Interpreting human language is one of the most complex tasks in nature, and even more so for machines. People often ask us at Truleo how we’re able to accomplish understanding of body-worn camera interactions. This post details step-by-step how our machine-learned models are able to analyze and understand a BWC interaction between an officer and a civilian.
Extracting audio features from video
For a machine learned model to analyze spoken language, it first needs the data in a format of numbers called “features”. For BWC, the task of feature extraction is augmented with data security concerns and CJIS compliance. At Truleo, we have developed a CJIS-compliant way of extracting audio features for our models on-the-fly in memory, leaving the video intact in a customer’s evidence retention platform.
Once the audio features are available to Truleo’s models, our engine then has to separate the audio into chunks with only one speaker in each chunk. At this stage, speakers are tagged as “Speaker 1”, “Speaker 2” and so forth.
Transcription is one of the most universally understood steps of Truleo’s process - converting the audio into text and figuring out what was said. This task, while easy to understand, is often challenging for speech recognition engines because of the noisy environments typically seen in BWC videos. Truleo’s model is trained specifically on BWC audio to achieve the world’s best BWC transcription accuracy.
Once the audio is transcribed, Truleo’s models look at the voice quality of the audio components and the text of what was said to anonymously tag one of the previously found speakers as the “Officer”. This step then allows further analysis to be specific to only officers, only civilians, or both.
Truleo’s event classification model uses natural language processing to figure out what events may have occurred in the course of a dialogue, such as language cues that an accident or arrest occurred.

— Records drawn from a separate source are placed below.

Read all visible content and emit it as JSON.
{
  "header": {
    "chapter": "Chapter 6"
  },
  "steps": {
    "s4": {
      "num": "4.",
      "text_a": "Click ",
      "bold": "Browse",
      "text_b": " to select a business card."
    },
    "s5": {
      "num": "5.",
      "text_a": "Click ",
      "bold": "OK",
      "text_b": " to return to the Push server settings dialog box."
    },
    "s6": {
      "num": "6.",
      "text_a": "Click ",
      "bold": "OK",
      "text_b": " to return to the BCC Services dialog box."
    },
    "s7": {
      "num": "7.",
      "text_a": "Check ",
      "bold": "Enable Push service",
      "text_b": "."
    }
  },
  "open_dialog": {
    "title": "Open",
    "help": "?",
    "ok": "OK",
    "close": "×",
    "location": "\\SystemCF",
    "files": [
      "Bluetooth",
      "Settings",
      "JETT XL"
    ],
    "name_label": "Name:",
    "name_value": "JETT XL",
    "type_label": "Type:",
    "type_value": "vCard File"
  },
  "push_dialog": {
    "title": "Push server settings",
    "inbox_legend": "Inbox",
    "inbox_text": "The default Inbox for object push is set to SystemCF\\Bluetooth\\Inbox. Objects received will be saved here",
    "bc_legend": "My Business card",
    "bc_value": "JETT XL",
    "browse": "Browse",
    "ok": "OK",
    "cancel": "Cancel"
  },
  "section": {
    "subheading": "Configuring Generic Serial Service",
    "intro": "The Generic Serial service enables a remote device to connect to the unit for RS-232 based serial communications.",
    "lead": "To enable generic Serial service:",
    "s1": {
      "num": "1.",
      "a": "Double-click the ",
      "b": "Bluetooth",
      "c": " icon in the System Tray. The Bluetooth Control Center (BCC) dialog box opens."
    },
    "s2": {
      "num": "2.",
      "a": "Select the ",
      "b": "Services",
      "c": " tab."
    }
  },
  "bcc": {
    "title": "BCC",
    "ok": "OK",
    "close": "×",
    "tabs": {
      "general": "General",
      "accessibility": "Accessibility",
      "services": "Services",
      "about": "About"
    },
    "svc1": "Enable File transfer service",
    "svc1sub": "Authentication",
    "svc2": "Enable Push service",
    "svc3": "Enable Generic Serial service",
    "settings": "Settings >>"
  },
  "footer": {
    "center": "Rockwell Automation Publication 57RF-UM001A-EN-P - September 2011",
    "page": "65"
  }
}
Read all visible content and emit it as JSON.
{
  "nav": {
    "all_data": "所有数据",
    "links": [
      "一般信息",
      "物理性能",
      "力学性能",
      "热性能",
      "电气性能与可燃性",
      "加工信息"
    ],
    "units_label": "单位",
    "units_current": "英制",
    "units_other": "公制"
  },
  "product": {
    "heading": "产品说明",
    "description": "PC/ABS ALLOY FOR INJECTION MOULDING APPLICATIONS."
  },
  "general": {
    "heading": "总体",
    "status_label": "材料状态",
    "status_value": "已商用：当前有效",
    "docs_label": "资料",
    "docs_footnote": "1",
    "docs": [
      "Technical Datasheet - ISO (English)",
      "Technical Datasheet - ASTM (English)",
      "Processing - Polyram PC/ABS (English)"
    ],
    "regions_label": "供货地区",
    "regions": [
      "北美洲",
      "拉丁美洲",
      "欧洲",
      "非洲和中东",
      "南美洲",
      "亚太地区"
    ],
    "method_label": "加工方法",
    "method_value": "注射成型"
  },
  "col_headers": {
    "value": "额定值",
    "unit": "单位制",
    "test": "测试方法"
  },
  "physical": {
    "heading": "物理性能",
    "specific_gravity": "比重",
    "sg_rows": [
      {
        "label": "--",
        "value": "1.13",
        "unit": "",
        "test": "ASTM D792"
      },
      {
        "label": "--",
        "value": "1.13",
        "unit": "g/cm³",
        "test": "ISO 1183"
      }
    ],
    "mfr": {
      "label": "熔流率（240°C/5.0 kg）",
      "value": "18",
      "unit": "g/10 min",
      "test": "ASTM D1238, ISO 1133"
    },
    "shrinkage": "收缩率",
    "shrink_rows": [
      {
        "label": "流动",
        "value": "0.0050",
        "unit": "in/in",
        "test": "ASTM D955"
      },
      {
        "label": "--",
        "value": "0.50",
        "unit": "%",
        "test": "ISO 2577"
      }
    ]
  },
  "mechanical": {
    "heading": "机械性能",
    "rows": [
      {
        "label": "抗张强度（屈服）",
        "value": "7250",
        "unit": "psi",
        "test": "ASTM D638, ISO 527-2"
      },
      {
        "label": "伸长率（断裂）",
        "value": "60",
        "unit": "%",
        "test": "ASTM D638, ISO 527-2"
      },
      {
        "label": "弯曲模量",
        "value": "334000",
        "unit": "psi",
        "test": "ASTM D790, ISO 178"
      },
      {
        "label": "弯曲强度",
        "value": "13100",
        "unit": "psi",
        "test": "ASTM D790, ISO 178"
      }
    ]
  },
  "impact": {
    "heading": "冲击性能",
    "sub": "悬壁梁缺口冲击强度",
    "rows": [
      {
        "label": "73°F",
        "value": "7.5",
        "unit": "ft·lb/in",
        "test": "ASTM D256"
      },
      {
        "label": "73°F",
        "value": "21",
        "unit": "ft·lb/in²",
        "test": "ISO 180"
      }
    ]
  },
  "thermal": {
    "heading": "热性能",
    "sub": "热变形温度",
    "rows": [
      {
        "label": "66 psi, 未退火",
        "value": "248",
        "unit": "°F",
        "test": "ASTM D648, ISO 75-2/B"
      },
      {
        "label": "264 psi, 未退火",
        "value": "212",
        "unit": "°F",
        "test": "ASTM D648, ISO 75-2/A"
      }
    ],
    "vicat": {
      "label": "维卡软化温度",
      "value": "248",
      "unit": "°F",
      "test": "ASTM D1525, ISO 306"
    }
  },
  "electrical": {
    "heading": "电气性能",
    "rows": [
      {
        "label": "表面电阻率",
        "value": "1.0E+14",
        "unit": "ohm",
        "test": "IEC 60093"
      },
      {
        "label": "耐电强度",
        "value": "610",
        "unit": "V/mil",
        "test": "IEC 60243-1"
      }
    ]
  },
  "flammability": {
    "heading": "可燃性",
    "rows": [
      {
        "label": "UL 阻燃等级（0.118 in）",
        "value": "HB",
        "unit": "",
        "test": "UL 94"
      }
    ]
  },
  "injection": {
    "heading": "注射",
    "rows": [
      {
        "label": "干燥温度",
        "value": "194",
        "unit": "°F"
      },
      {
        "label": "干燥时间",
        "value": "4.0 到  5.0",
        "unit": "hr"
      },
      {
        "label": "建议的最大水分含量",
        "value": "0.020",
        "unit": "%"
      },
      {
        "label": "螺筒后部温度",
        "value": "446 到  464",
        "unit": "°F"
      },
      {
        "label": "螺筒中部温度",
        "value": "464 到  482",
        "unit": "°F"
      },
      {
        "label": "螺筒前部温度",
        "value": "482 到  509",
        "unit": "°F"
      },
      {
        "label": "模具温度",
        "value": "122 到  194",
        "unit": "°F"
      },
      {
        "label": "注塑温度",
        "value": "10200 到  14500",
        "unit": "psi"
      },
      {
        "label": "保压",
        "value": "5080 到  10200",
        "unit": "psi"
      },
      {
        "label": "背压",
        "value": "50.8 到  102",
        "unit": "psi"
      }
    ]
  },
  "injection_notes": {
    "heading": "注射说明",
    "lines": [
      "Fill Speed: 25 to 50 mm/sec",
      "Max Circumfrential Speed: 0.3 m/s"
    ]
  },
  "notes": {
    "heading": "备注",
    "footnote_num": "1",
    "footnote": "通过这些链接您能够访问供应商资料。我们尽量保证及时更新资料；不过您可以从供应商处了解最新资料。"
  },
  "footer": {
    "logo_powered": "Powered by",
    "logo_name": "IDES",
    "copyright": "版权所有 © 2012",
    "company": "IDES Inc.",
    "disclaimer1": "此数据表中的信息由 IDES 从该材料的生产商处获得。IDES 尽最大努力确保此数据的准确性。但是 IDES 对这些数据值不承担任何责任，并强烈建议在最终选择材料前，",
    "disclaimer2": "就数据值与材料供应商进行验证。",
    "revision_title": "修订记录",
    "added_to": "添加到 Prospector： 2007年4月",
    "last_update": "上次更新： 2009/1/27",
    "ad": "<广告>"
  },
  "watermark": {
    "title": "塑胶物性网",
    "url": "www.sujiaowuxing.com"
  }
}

Truleo’s entity recognition model identifies key words and key phrases within the text, such as directed profanity or empathy, and makes these tags available for Truleo’s “Risk Score” to rank videos.
Taking into account the amount of directed profanity, offensive language, and indications of use of force, Truleo’s Risk Model calculates a risk score that departments can use to identify the most at-risk interactions.
The final product of Truleo’s Audio Analysis is a rich analysis of thousands of conversations, enabling departments to quickly identify at-risk incidents and department wide trends.